In the [FlowBot] module, first create an after-sales service bot, and enter the settings interface.
Knowledge learning
In the [Knowledge Base] module, submit the previously organized "Support Services" and "Returns" documents to the bot for learning and training. GPTBots platform provides multiple types of knowledge upload methods.
In this example, we choose "Q&A" as the knowledge document management format. This is a knowledge storage format with "Q&A pairs" as the basic unit. When customers ask questions similar in semantics to some of the questions (Q) in it, the bot can quickly find the corresponding answers (A) and organize the language through LLM to answer customers.
Flow design
After configuring the knowledge documents, we can start the Flow design phase.
Enter the visual editing interface through [Edit].
Every Flow consists of three basic elements:
- Input: Customer input information;
- Output: Information output to customers as a response after a series of Flow processing;
- Component: Various data processing components, including LLM, knowledge retrieval, conditional judgment and preset responses.
Scene judgment
According to our previous planning of the business process, after the customer raises a question, we need to first judge the customer's question and enter the corresponding response process according to the customer's question classification.

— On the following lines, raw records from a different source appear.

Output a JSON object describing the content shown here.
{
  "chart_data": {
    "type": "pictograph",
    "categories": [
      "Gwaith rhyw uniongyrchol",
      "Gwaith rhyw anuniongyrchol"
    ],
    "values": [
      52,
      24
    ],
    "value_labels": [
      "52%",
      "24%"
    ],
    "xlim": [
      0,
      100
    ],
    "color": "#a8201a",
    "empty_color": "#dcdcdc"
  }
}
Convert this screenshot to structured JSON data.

Therefore, the first step in Flow design is to set the next step of [Input] to a [Branch Judgment] component, and set branches such as [Refund], [Express Tracking] and [Returns] in natural language.
Through this component, the bot will judge which process to continue based on the customer's question content.

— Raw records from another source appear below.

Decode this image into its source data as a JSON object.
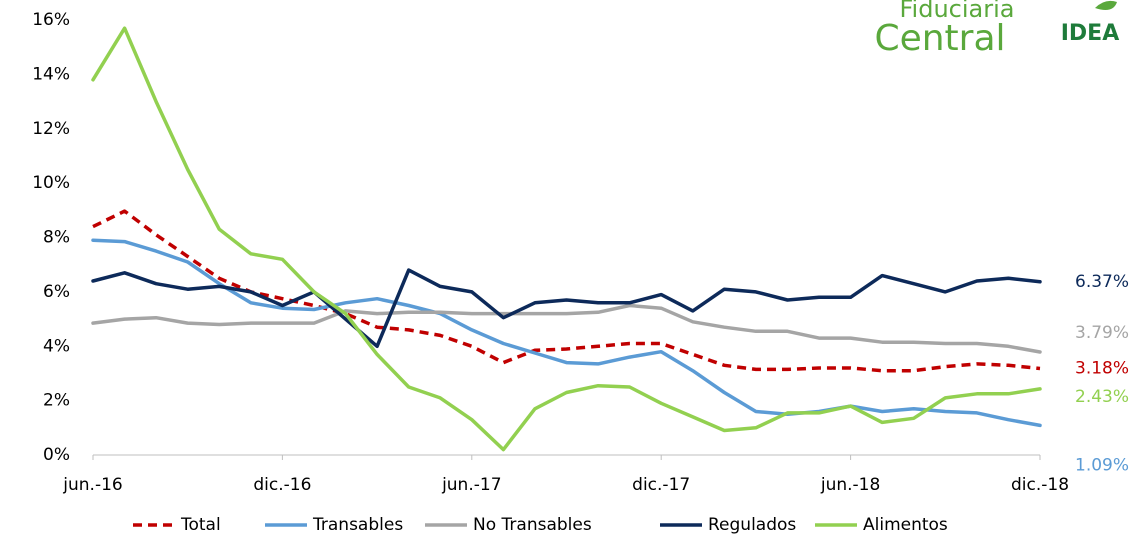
{
  "chart_data": {
    "type": "line",
    "categories": [
      "jun.-16",
      null,
      null,
      null,
      null,
      null,
      "dic.-16",
      null,
      null,
      null,
      null,
      null,
      "jun.-17",
      null,
      null,
      null,
      null,
      null,
      "dic.-17",
      null,
      null,
      null,
      null,
      null,
      "jun.-18",
      null,
      null,
      null,
      null,
      null,
      "dic.-18"
    ],
    "ylim": [
      0,
      16
    ],
    "yticks": [
      {
        "value": 0,
        "label": "0%"
      },
      {
        "value": 2,
        "label": "2%"
      },
      {
        "value": 4,
        "label": "4%"
      },
      {
        "value": 6,
        "label": "6%"
      },
      {
        "value": 8,
        "label": "8%"
      },
      {
        "value": 10,
        "label": "10%"
      },
      {
        "value": 12,
        "label": "12%"
      },
      {
        "value": 14,
        "label": "14%"
      },
      {
        "value": 16,
        "label": "16%"
      }
    ],
    "grid": false,
    "legend": "bottom",
    "series": [
      {
        "name": "Total",
        "color": "#c00000",
        "dash": true,
        "values": [
          8.4,
          8.97,
          8.1,
          7.3,
          6.5,
          6.0,
          5.75,
          5.5,
          5.2,
          4.7,
          4.6,
          4.4,
          4.0,
          3.4,
          3.85,
          3.9,
          4.0,
          4.1,
          4.1,
          3.7,
          3.3,
          3.15,
          3.15,
          3.2,
          3.2,
          3.1,
          3.1,
          3.25,
          3.35,
          3.3,
          3.18
        ],
        "value_labels": [
          null,
          null,
          null,
          null,
          null,
          null,
          null,
          null,
          null,
          null,
          null,
          null,
          null,
          null,
          null,
          null,
          null,
          null,
          null,
          null,
          null,
          null,
          null,
          null,
          null,
          null,
          null,
          null,
          null,
          null,
          "3.18%"
        ]
      },
      {
        "name": "Transables",
        "color": "#5b9bd5",
        "dash": false,
        "values": [
          7.9,
          7.85,
          7.5,
          7.1,
          6.3,
          5.6,
          5.4,
          5.35,
          5.6,
          5.75,
          5.5,
          5.2,
          4.6,
          4.1,
          3.75,
          3.4,
          3.35,
          3.6,
          3.8,
          3.1,
          2.3,
          1.6,
          1.5,
          1.6,
          1.8,
          1.6,
          1.7,
          1.6,
          1.55,
          1.3,
          1.09
        ],
        "value_labels": [
          null,
          null,
          null,
          null,
          null,
          null,
          null,
          null,
          null,
          null,
          null,
          null,
          null,
          null,
          null,
          null,
          null,
          null,
          null,
          null,
          null,
          null,
          null,
          null,
          null,
          null,
          null,
          null,
          null,
          null,
          "1.09%"
        ]
      },
      {
        "name": "No Transables",
        "color": "#a5a5a5",
        "dash": false,
        "values": [
          4.85,
          5.0,
          5.05,
          4.85,
          4.8,
          4.85,
          4.85,
          4.85,
          5.3,
          5.2,
          5.25,
          5.25,
          5.2,
          5.2,
          5.2,
          5.2,
          5.25,
          5.5,
          5.4,
          4.9,
          4.7,
          4.55,
          4.55,
          4.3,
          4.3,
          4.15,
          4.15,
          4.1,
          4.1,
          4.0,
          3.79
        ],
        "value_labels": [
          null,
          null,
          null,
          null,
          null,
          null,
          null,
          null,
          null,
          null,
          null,
          null,
          null,
          null,
          null,
          null,
          null,
          null,
          null,
          null,
          null,
          null,
          null,
          null,
          null,
          null,
          null,
          null,
          null,
          null,
          "3.79%"
        ]
      },
      {
        "name": "Regulados",
        "color": "#0d2a5a",
        "dash": false,
        "values": [
          6.4,
          6.7,
          6.3,
          6.1,
          6.2,
          6.0,
          5.5,
          6.0,
          5.0,
          4.0,
          6.8,
          6.2,
          6.0,
          5.05,
          5.6,
          5.7,
          5.6,
          5.6,
          5.9,
          5.3,
          6.1,
          6.0,
          5.7,
          5.8,
          5.8,
          6.6,
          6.3,
          6.0,
          6.4,
          6.5,
          6.37
        ],
        "value_labels": [
          null,
          null,
          null,
          null,
          null,
          null,
          null,
          null,
          null,
          null,
          null,
          null,
          null,
          null,
          null,
          null,
          null,
          null,
          null,
          null,
          null,
          null,
          null,
          null,
          null,
          null,
          null,
          null,
          null,
          null,
          "6.37%"
        ]
      },
      {
        "name": "Alimentos",
        "color": "#92d050",
        "dash": false,
        "values": [
          13.8,
          15.7,
          13.0,
          10.5,
          8.3,
          7.4,
          7.2,
          6.0,
          5.2,
          3.7,
          2.5,
          2.1,
          1.3,
          0.2,
          1.7,
          2.3,
          2.55,
          2.5,
          1.9,
          1.4,
          0.9,
          1.0,
          1.55,
          1.55,
          1.8,
          1.2,
          1.35,
          2.1,
          2.25,
          2.25,
          2.43
        ],
        "value_labels": [
          null,
          null,
          null,
          null,
          null,
          null,
          null,
          null,
          null,
          null,
          null,
          null,
          null,
          null,
          null,
          null,
          null,
          null,
          null,
          null,
          null,
          null,
          null,
          null,
          null,
          null,
          null,
          null,
          null,
          null,
          "2.43%"
        ]
      }
    ]
  },
  "logo": {
    "line1": "Fiduciaria",
    "line2": "Central",
    "badge": "IDEA"
  }
}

Knowledge Q&A: Returns, Support Services
Take [Returns] as an example. If the customer's question is judged to be a return, the next thing to do is to find appropriate answer content from the knowledge document for the customer's question.

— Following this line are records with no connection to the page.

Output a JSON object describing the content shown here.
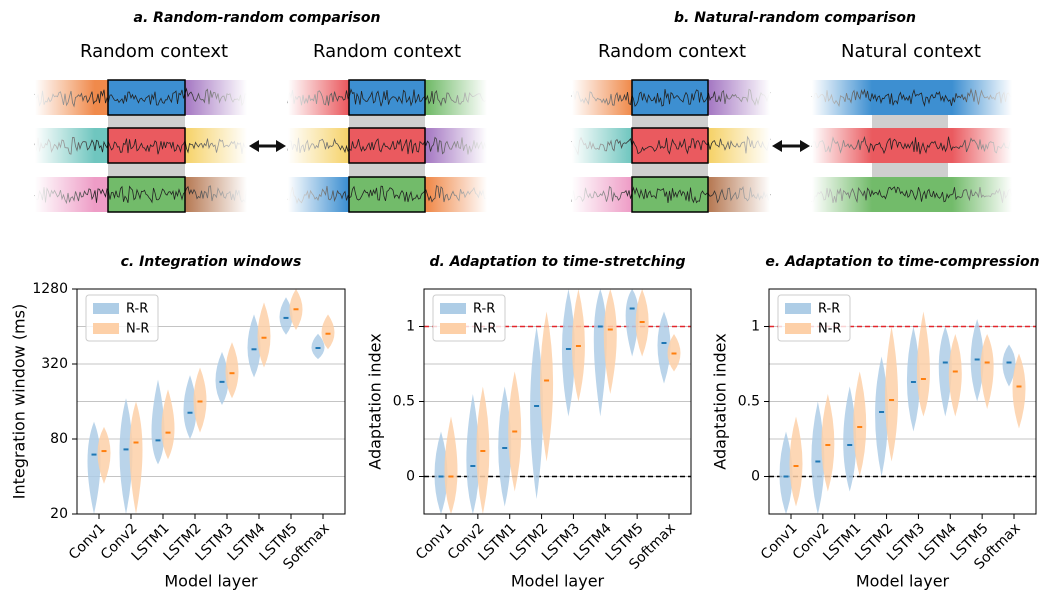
{
  "panels": [
    {
      "title": "a. Random-random comparison",
      "contexts": [
        "Random context",
        "Random context"
      ]
    },
    {
      "title": "b. Natural-random comparison",
      "contexts": [
        "Random context",
        "Natural context"
      ]
    }
  ],
  "chart_data": [
    {
      "type": "violin",
      "title": "c. Integration windows",
      "xlabel": "Model layer",
      "ylabel": "Integration window (ms)",
      "categories": [
        "Conv1",
        "Conv2",
        "LSTM1",
        "LSTM2",
        "LSTM3",
        "LSTM4",
        "LSTM5",
        "Softmax"
      ],
      "log_scale": true,
      "ylim": [
        20,
        1280
      ],
      "yticks": [
        20,
        80,
        320,
        1280
      ],
      "ygrid": [
        40,
        160,
        640
      ],
      "grid": true,
      "legend": "upper left",
      "series": [
        {
          "name": "R-R",
          "color": "#aecde6",
          "median_color": "#1f77b4",
          "values": [
            60,
            66,
            78,
            130,
            230,
            420,
            750,
            430
          ],
          "ranges": [
            [
              20,
              110
            ],
            [
              20,
              170
            ],
            [
              50,
              240
            ],
            [
              80,
              260
            ],
            [
              150,
              400
            ],
            [
              250,
              800
            ],
            [
              550,
              1100
            ],
            [
              350,
              560
            ]
          ]
        },
        {
          "name": "N-R",
          "color": "#fdd0a8",
          "median_color": "#ff7f0e",
          "values": [
            64,
            75,
            90,
            160,
            270,
            520,
            880,
            560
          ],
          "ranges": [
            [
              35,
              100
            ],
            [
              20,
              160
            ],
            [
              55,
              200
            ],
            [
              90,
              300
            ],
            [
              170,
              480
            ],
            [
              300,
              1000
            ],
            [
              600,
              1280
            ],
            [
              420,
              800
            ]
          ]
        }
      ]
    },
    {
      "type": "violin",
      "title": "d. Adaptation to time-stretching",
      "xlabel": "Model layer",
      "ylabel": "Adaptation index",
      "categories": [
        "Conv1",
        "Conv2",
        "LSTM1",
        "LSTM2",
        "LSTM3",
        "LSTM4",
        "LSTM5",
        "Softmax"
      ],
      "ylim": [
        -0.25,
        1.25
      ],
      "yticks": [
        0,
        0.5,
        1
      ],
      "ygrid": [
        0.25,
        0.75
      ],
      "grid": true,
      "legend": "upper left",
      "reference_lines": [
        {
          "value": 1,
          "color": "#e3262b"
        },
        {
          "value": 0,
          "color": "#000000"
        }
      ],
      "series": [
        {
          "name": "R-R",
          "color": "#aecde6",
          "median_color": "#1f77b4",
          "values": [
            0,
            0.07,
            0.19,
            0.47,
            0.85,
            1.0,
            1.12,
            0.89
          ],
          "ranges": [
            [
              -0.25,
              0.3
            ],
            [
              -0.25,
              0.55
            ],
            [
              -0.2,
              0.6
            ],
            [
              -0.15,
              1.0
            ],
            [
              0.4,
              1.25
            ],
            [
              0.4,
              1.25
            ],
            [
              0.8,
              1.25
            ],
            [
              0.62,
              1.1
            ]
          ]
        },
        {
          "name": "N-R",
          "color": "#fdd0a8",
          "median_color": "#ff7f0e",
          "values": [
            0,
            0.17,
            0.3,
            0.64,
            0.87,
            0.98,
            1.03,
            0.82
          ],
          "ranges": [
            [
              -0.25,
              0.4
            ],
            [
              -0.25,
              0.6
            ],
            [
              -0.1,
              0.7
            ],
            [
              0.1,
              1.1
            ],
            [
              0.5,
              1.25
            ],
            [
              0.55,
              1.25
            ],
            [
              0.8,
              1.25
            ],
            [
              0.7,
              0.95
            ]
          ]
        }
      ]
    },
    {
      "type": "violin",
      "title": "e. Adaptation to time-compression",
      "xlabel": "Model layer",
      "ylabel": "Adaptation index",
      "categories": [
        "Conv1",
        "Conv2",
        "LSTM1",
        "LSTM2",
        "LSTM3",
        "LSTM4",
        "LSTM5",
        "Softmax"
      ],
      "ylim": [
        -0.25,
        1.25
      ],
      "yticks": [
        0,
        0.5,
        1
      ],
      "ygrid": [
        0.25,
        0.75
      ],
      "grid": true,
      "legend": "upper left",
      "reference_lines": [
        {
          "value": 1,
          "color": "#e3262b"
        },
        {
          "value": 0,
          "color": "#000000"
        }
      ],
      "series": [
        {
          "name": "R-R",
          "color": "#aecde6",
          "median_color": "#1f77b4",
          "values": [
            0,
            0.1,
            0.21,
            0.43,
            0.63,
            0.76,
            0.78,
            0.76
          ],
          "ranges": [
            [
              -0.25,
              0.3
            ],
            [
              -0.25,
              0.5
            ],
            [
              -0.1,
              0.6
            ],
            [
              0.0,
              0.8
            ],
            [
              0.3,
              1.0
            ],
            [
              0.4,
              1.0
            ],
            [
              0.5,
              1.05
            ],
            [
              0.6,
              0.88
            ]
          ]
        },
        {
          "name": "N-R",
          "color": "#fdd0a8",
          "median_color": "#ff7f0e",
          "values": [
            0.07,
            0.21,
            0.33,
            0.51,
            0.65,
            0.7,
            0.76,
            0.6
          ],
          "ranges": [
            [
              -0.2,
              0.4
            ],
            [
              -0.1,
              0.55
            ],
            [
              0.0,
              0.7
            ],
            [
              0.1,
              1.0
            ],
            [
              0.4,
              1.1
            ],
            [
              0.4,
              0.95
            ],
            [
              0.45,
              0.95
            ],
            [
              0.32,
              0.82
            ]
          ]
        }
      ]
    }
  ]
}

We can add a [Knowledge Vector] component here, and connect the [Returns] in the [Branch Judgment] to this. In [Knowledge Vector], we select the previously uploaded and trained "Returns" document as the knowledge retrieval material for this component.
Since the results retrieved by the [Knowledge Vector] component are relatively "dry" knowledge fragments that cannot be directly used to reply to customers, we need to provide the customer's question and knowledge retrieval results to the LLM in the next step for the LLM to understand, analyze, and ultimately organize an appropriate answer.
Finally, connect the LLM output information to the [Output] component to complete the entire workflow. The above workflow can also be reused in the [Support Services] branch with the same design ideas.
Plugin invocation: Express tracking, Refund
When the customer's request is determined to need to query express tracking, we can set an LLM component and add the [Express Tracking] plugin for this component.
The LLM will extract the order number that needs to query the express delivery from the customer's request, and return the logistics progress of the order number to the customer by calling the plugin.
Similarly, if the LLM identifies a [Refund] intent from the customer's request, it will guide the customer to provide necessary information and help the customer submit requests through plugins to execute the refund process.
Preset response: Other
Finally, we need to supplement a "fallback" branch. When the customer's question does not belong to any of the branches set in [Branch Judgment], we set a general reply message through the [Preset Response] component to let the customer directly contact the enterprise customer service personnel for further manual problem solving.
Flow overview
After the above series of operations, remember to [Save], and this simple "after-sales service bot" is built.
Flow verification
After [Save], we can test the bot's reply effect directly through [Run] or [Dialogue].
In the [Input] component, enter the customer's question content, and click [Run]. The interface will show the data flow path of the question in a dotted line, and you can see the final output result in the final [Output] component.
Similarly, you can also verify the bot output effect directly in a conversational way through [Dialogue].